Movimento rompe diálogo com Paulo Teixeira e ameaça ampliar mobilizações; no centro da crise, o impasse em Campo do Meio expõe inoperância do governo petista na pauta agrária
A crise entre o Movimento dos Trabalhadores Rurais Sem Terra (MST) e o governo Lula (PT) atingiu novo patamar. Líderes do movimento acusam o Ministério do Desenvolvimento Agrário, comandado por Paulo Teixeira, de manipular os dados da reforma agrária, inflando artificialmente o número de famílias assentadas e de áreas desapropriadas. Segundo o MST, o governo estaria contabilizando na divulgação oficial terras que sequer têm decisões judiciais homologando a desapropriação, mascarando a real estagnação do programa.
Para o MST, o que o governo apresenta como “entregas” não passa de propaganda política sem efeito prático para as famílias acampadas, que continuam sem acesso a crédito, regularização fundiária ou programas de apoio à produção. “Não se moveu mais nenhum centímetro desde o anúncio feito pelo presidente”, criticou Silvio Netto, da coordenação nacional do MST, à Folha de S.Paulo.
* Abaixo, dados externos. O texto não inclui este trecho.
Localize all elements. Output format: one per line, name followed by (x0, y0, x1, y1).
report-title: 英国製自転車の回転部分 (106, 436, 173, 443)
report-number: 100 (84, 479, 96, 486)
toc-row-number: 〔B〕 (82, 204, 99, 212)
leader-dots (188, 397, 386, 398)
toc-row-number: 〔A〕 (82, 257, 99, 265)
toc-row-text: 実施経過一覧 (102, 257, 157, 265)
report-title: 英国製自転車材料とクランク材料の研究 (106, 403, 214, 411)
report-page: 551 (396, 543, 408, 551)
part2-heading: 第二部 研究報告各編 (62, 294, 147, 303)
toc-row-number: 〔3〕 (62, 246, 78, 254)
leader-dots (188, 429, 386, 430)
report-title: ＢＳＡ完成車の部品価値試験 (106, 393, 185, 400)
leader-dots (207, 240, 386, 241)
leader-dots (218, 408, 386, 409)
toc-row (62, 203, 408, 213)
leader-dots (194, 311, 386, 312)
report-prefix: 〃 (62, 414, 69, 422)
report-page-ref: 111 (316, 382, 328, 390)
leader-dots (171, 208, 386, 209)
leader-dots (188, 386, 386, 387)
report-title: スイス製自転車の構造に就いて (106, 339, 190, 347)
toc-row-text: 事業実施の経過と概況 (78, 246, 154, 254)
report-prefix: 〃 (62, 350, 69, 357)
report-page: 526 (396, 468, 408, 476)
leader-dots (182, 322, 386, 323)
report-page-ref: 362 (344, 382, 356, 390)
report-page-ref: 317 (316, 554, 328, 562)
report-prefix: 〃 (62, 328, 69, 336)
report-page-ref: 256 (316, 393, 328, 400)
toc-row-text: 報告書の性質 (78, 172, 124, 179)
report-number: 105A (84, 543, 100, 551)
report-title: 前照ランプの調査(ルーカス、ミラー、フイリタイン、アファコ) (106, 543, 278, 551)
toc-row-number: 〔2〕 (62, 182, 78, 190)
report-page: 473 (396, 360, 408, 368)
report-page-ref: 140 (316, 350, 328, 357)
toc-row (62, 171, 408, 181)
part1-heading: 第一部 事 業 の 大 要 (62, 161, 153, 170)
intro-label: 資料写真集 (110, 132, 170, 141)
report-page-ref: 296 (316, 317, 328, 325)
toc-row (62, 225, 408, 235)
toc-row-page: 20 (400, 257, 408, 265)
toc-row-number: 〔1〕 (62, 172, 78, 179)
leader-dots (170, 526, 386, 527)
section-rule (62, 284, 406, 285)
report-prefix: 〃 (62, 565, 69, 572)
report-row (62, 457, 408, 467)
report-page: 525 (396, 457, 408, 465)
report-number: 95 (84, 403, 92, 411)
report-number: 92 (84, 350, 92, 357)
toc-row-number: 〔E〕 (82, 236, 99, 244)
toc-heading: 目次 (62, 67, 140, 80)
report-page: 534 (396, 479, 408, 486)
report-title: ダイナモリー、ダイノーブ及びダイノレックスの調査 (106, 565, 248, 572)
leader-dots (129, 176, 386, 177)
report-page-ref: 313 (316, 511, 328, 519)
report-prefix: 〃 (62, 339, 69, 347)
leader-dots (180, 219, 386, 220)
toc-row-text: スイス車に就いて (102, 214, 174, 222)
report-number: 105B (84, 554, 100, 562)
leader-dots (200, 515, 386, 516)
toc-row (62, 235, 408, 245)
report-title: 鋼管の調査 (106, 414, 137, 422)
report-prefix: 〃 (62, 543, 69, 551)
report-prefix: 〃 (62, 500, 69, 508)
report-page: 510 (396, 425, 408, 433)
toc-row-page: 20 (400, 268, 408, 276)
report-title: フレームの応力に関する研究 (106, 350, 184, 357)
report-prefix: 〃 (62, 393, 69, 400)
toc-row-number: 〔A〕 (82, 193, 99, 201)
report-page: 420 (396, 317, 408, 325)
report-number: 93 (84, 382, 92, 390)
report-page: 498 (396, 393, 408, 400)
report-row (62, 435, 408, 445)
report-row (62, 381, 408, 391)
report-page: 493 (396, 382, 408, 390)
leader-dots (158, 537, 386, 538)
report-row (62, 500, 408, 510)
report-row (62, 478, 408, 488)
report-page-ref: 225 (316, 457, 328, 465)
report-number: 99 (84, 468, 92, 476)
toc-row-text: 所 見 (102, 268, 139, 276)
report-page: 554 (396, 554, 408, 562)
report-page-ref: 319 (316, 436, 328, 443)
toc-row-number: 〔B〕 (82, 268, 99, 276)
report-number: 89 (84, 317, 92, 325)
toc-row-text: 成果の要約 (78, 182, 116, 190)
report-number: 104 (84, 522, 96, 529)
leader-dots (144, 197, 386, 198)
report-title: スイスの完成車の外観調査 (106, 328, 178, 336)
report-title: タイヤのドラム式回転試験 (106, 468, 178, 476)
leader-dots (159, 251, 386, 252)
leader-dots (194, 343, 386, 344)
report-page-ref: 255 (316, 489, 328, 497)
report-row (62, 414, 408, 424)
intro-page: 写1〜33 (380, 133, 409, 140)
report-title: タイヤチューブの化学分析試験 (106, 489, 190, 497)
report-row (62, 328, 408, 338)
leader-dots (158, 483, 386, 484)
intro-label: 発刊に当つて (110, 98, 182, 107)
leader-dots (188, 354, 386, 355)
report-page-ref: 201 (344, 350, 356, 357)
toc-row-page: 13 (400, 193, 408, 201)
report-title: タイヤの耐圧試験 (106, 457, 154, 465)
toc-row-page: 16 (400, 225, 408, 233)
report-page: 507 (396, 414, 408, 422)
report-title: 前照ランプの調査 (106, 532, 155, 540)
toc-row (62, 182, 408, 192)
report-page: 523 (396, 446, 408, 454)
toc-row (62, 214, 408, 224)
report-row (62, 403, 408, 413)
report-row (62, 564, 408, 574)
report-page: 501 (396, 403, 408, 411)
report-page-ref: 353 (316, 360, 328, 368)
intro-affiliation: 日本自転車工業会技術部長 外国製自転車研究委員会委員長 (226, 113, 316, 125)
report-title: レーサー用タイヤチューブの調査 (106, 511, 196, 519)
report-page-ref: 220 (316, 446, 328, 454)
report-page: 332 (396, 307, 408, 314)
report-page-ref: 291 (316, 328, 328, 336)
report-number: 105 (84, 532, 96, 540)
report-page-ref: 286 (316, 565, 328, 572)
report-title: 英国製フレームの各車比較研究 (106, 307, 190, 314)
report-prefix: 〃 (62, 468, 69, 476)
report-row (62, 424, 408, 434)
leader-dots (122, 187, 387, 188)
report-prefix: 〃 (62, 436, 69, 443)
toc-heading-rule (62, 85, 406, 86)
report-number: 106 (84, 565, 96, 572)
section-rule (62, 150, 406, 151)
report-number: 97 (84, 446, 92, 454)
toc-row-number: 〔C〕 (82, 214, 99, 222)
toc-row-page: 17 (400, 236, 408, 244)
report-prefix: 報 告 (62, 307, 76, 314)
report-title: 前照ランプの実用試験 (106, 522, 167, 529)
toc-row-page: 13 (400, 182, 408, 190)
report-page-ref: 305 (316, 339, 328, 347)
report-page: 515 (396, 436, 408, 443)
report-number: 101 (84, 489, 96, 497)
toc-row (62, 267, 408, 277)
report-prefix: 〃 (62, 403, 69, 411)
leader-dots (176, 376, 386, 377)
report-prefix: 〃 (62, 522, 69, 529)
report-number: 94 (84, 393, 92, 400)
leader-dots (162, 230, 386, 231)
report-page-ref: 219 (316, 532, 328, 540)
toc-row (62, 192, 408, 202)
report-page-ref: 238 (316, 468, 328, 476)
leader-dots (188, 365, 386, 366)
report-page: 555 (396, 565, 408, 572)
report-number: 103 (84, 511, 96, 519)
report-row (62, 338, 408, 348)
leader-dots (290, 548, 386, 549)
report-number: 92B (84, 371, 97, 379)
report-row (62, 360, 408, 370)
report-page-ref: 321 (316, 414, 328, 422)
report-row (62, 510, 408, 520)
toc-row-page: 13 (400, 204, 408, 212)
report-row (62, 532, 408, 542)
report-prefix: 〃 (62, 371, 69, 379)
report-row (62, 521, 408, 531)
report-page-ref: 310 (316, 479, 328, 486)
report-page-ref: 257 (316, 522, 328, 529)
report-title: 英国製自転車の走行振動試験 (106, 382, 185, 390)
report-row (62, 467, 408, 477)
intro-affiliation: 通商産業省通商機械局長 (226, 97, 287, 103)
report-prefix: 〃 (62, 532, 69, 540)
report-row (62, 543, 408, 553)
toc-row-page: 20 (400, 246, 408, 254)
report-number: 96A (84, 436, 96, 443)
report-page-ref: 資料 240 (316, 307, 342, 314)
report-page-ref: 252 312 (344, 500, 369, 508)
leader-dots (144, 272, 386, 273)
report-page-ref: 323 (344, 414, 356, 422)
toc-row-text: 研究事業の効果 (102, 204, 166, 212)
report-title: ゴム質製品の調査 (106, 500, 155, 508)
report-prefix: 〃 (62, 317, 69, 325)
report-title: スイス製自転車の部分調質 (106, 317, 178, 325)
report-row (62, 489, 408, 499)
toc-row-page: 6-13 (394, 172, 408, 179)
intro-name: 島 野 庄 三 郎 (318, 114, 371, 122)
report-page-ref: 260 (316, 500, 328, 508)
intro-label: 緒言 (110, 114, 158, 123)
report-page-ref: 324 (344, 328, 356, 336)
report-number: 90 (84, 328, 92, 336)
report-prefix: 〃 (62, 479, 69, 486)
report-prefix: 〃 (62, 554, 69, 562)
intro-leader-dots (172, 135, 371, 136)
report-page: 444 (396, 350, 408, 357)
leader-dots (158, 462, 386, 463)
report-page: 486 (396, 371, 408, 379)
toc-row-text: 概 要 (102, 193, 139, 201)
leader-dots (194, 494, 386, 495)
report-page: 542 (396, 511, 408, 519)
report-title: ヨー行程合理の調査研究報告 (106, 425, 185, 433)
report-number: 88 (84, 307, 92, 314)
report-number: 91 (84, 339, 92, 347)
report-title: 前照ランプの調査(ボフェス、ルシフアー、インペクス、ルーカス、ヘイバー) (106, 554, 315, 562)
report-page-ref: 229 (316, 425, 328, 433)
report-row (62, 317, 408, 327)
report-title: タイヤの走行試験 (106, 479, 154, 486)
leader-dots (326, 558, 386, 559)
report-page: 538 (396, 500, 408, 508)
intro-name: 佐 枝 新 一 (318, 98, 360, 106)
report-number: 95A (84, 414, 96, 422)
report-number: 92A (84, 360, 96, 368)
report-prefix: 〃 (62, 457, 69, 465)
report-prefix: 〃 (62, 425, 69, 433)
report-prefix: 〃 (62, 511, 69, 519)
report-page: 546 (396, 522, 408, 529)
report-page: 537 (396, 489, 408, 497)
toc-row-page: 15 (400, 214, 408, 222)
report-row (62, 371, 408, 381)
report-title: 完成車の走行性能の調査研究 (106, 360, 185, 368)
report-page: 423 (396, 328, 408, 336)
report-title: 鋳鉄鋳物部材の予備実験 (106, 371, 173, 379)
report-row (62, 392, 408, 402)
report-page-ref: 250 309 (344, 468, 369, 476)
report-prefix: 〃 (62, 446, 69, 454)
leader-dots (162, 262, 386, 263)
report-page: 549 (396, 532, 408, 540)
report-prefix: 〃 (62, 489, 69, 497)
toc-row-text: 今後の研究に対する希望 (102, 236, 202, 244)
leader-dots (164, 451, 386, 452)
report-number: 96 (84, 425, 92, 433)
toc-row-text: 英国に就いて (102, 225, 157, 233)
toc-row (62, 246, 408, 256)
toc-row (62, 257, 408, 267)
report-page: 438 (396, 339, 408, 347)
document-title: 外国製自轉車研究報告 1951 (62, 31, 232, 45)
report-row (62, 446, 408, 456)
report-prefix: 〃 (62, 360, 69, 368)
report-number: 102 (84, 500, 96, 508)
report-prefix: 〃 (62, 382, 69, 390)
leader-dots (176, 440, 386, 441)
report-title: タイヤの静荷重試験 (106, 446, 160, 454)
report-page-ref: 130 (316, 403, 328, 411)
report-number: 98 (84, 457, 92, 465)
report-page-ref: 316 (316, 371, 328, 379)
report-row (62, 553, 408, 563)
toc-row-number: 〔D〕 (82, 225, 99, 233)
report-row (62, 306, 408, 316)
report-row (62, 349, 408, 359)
Segundo ele, a situação beira o abandono: “Se o presidente tivesse conhecimento dessa incompetência, o Paulo Teixeira já teria sido demitido.”
Campo do Meio simboliza o impasse
O principal exemplo da insatisfação do MST é o caso do Acampamento Quilombo Campo Grande, em Campo do Meio, Minas Gerais. Desde o final dos anos 1990, cerca de 2 mil famílias vivem na área. Em março deste ano, o próprio presidente Lula visitou o local e assinou decretos de desapropriação, em um gesto simbólico de apoio à reforma agrária. No entanto, o governo falhou em dar prosseguimento ao processo judicial de homologação, o que impede qualquer benefício concreto para os assentados.
Apesar de não haver homologação judicial, o Ministério do Desenvolvimento Agrário incluiu os lotes de Campo do Meio na lista de terras “entregues”, o que aumentou ainda mais a revolta do MST.
MST rompe diálogo e cobra demissão de ministro
Diante da falta de avanço, o MST decidiu romper o diálogo com Paulo Teixeira e cobra sua substituição. O movimento também avalia aumentar as mobilizações em todo o país, pressionando o Planalto por providências concretas. O desgaste já chegou até o próprio presidente, que em recente evento público fez um apelo direto ao ministro:
“Em vez de ter alguém para dizer ‘não’, ter alguém para dizer ‘vou encontrar solução’. Se for difícil, eu faço. Se não puder fazer, eu peço desculpas”, afirmou Lula, evidenciando o mal-estar interno.
Governo nega maquiagem e culpa Bolsonaro
Em resposta, o Ministério do Desenvolvimento Agrário negou qualquer tipo de maquiagem nos dados e afirmou que as propriedades incluídas nas estatísticas já passaram por análise técnica, com recursos reservados para os processos de desapropriação. O governo ainda tenta transferir a responsabilidade para a gestão anterior, comandada por Jair Bolsonaro (PL), a quem acusa de ter desestruturado a política de reforma agrária.
O ministério ainda sustenta que a Procuradoria do Incra está finalizando as ações judiciais necessárias e que, dentro do prazo legal, há até dois anos para concluir a formalização das desapropriações desde a assinatura dos decretos.
Metas infladas e realidade distante
Segundo o governo, a meta é assentar 30 mil famílias em 2025 e alcançar 60 mil até o fim de 2026. Metade desse objetivo já estaria cumprido, de acordo com o ministro Paulo Teixeira. Porém, o MST contesta fortemente essa projeção, afirmando que, na prática, milhares de famílias continuam à margem do sistema, sem regularização e sem benefícios efetivos.
No centro do conflito, o governo petista enfrenta agora pressão vinda de seu próprio aliado histórico, com o MST acusando o Planalto de adotar “política de vitrine” e empurrar a reforma agrária para o marketing, enquanto os acampados seguem sem solução.